Climate change intensification (e.g., long-term drought) dramatically triggers catchment property changes, which introduces larger uncertainties for describing catchment hydrological behavior. In this study, hydrological behavior responses to multiyear drought were explored, and then causes were explained. The hydrological response to multiyear drought was explored using a magnitude of shift (M) in describing the relationship be-tween precipitation (P) and streamflow (Q) in different catchment states, and a novel method, the trigonometric function decomposition method within the Budyko framework (the TFD method), was applied to assess the causes of Q changes. Several conclusions can be drawn: (i) multiyear drought mainly caused insignificant and significant upward (p < 0.05) changes in the P-Q relationship among 95.45 % of the studied catchments (p < 0.05); (ii) more server drying, lower leaf area index (LAI) and slope can induce a higher M via multiyear drought.
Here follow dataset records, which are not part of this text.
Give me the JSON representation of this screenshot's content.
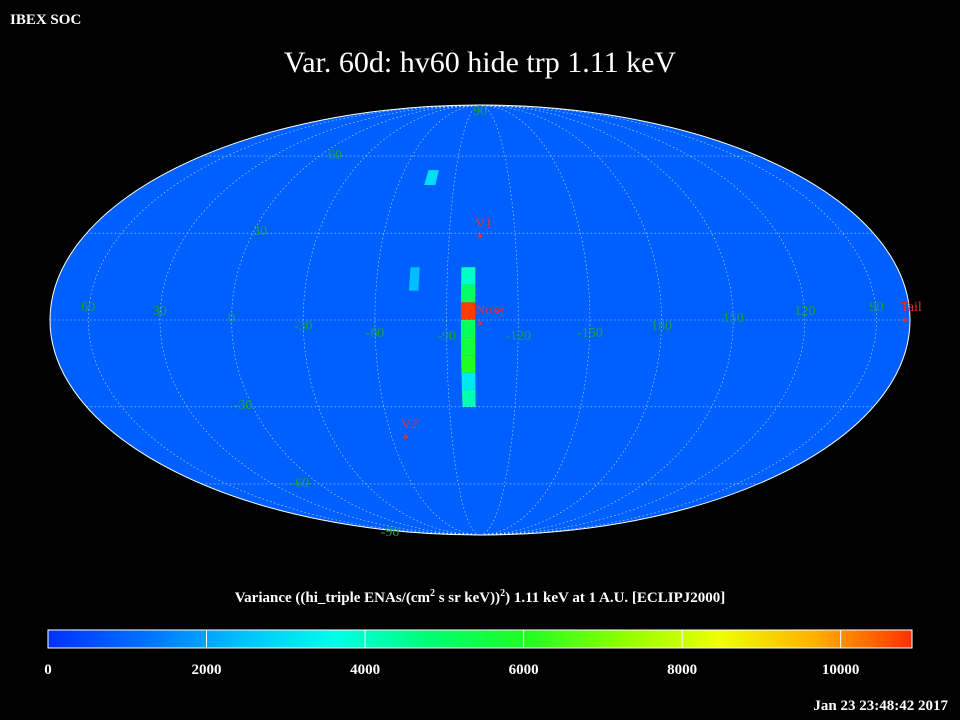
{
  "header": {
    "org": "IBEX SOC",
    "timestamp": "Jan 23 23:48:42 2017"
  },
  "chart_data": {
    "type": "skymap",
    "title": "Var. 60d: hv60 hide trp 1.11 keV",
    "background_value": 900,
    "lat_ticks": [
      90,
      60,
      30,
      -30,
      -60,
      -90
    ],
    "lon_ticks": [
      60,
      30,
      0,
      -30,
      -60,
      -90,
      -120,
      -150,
      180,
      150,
      120,
      90
    ],
    "cells": [
      {
        "lon": [
          -96,
          -102
        ],
        "lat": [
          18,
          12
        ],
        "value": 4000
      },
      {
        "lon": [
          -96,
          -102
        ],
        "lat": [
          12,
          6
        ],
        "value": 5000
      },
      {
        "lon": [
          -96,
          -102
        ],
        "lat": [
          6,
          0
        ],
        "value": 10800
      },
      {
        "lon": [
          -96,
          -102
        ],
        "lat": [
          0,
          -6
        ],
        "value": 5200
      },
      {
        "lon": [
          -96,
          -102
        ],
        "lat": [
          -6,
          -12
        ],
        "value": 5600
      },
      {
        "lon": [
          -96,
          -102
        ],
        "lat": [
          -12,
          -18
        ],
        "value": 6000
      },
      {
        "lon": [
          -96,
          -102
        ],
        "lat": [
          -18,
          -24
        ],
        "value": 3200
      },
      {
        "lon": [
          -96,
          -102
        ],
        "lat": [
          -24,
          -30
        ],
        "value": 4200
      },
      {
        "lon": [
          -74,
          -80
        ],
        "lat": [
          54,
          48
        ],
        "value": 3000
      },
      {
        "lon": [
          -74,
          -78
        ],
        "lat": [
          18,
          10
        ],
        "value": 2400
      }
    ],
    "markers": [
      {
        "name": "V1",
        "lon": -104,
        "lat": 29
      },
      {
        "name": "Nose",
        "lon": -104,
        "lat": -1
      },
      {
        "name": "V2",
        "lon": -67,
        "lat": -41
      },
      {
        "name": "Tail",
        "lon": 78,
        "lat": 0
      }
    ],
    "colorbar": {
      "label": [
        {
          "text": "Variance ((hi_triple ENAs/(cm",
          "sup": false
        },
        {
          "text": "2",
          "sup": true
        },
        {
          "text": " s sr keV))",
          "sup": false
        },
        {
          "text": "2",
          "sup": true
        },
        {
          "text": ") 1.11 keV at 1 A.U. [ECLIPJ2000]",
          "sup": false
        }
      ],
      "lim": [
        0,
        10900
      ],
      "ticks": [
        0,
        2000,
        4000,
        6000,
        8000,
        10000
      ],
      "colors": [
        "#0030ff",
        "#0070ff",
        "#00c0ff",
        "#00ffe8",
        "#00ff70",
        "#20ff20",
        "#90ff00",
        "#f0ff00",
        "#ffb000",
        "#ff3000"
      ]
    }
  }
}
In particular, catchment water storage, indicated by the deep soil layer in the Loess Plateau, can effectively mitigate the Q reduction and resulted in a 77.27 % (17/22) upward shift compared with the expected Q reduction; (iii) an asymmetric effect was caused by a multiyear P deficit, that is, (P-Q)/P increase and catchment property parameter (n) decrease were induced by the increases in ratio between potential evapotranspiration and P (Ep/P), suggesting that the catchment properties can mitigate the Q reduction; and (iv) catchment properties had negative effects on the Q reduction (7.76 mm a-1), and partially offset Q reduction (-21.32 mm a-1) resulted from climate change during the multiyear drought period. All of these results indicated that multiyear drought triggered Q reduction, while catchment behavior in the changeable induction mechanism induced a nonlinear Q response to P reduction, which is important for accurate Q projections and appropriate adaptation strategies for droughts.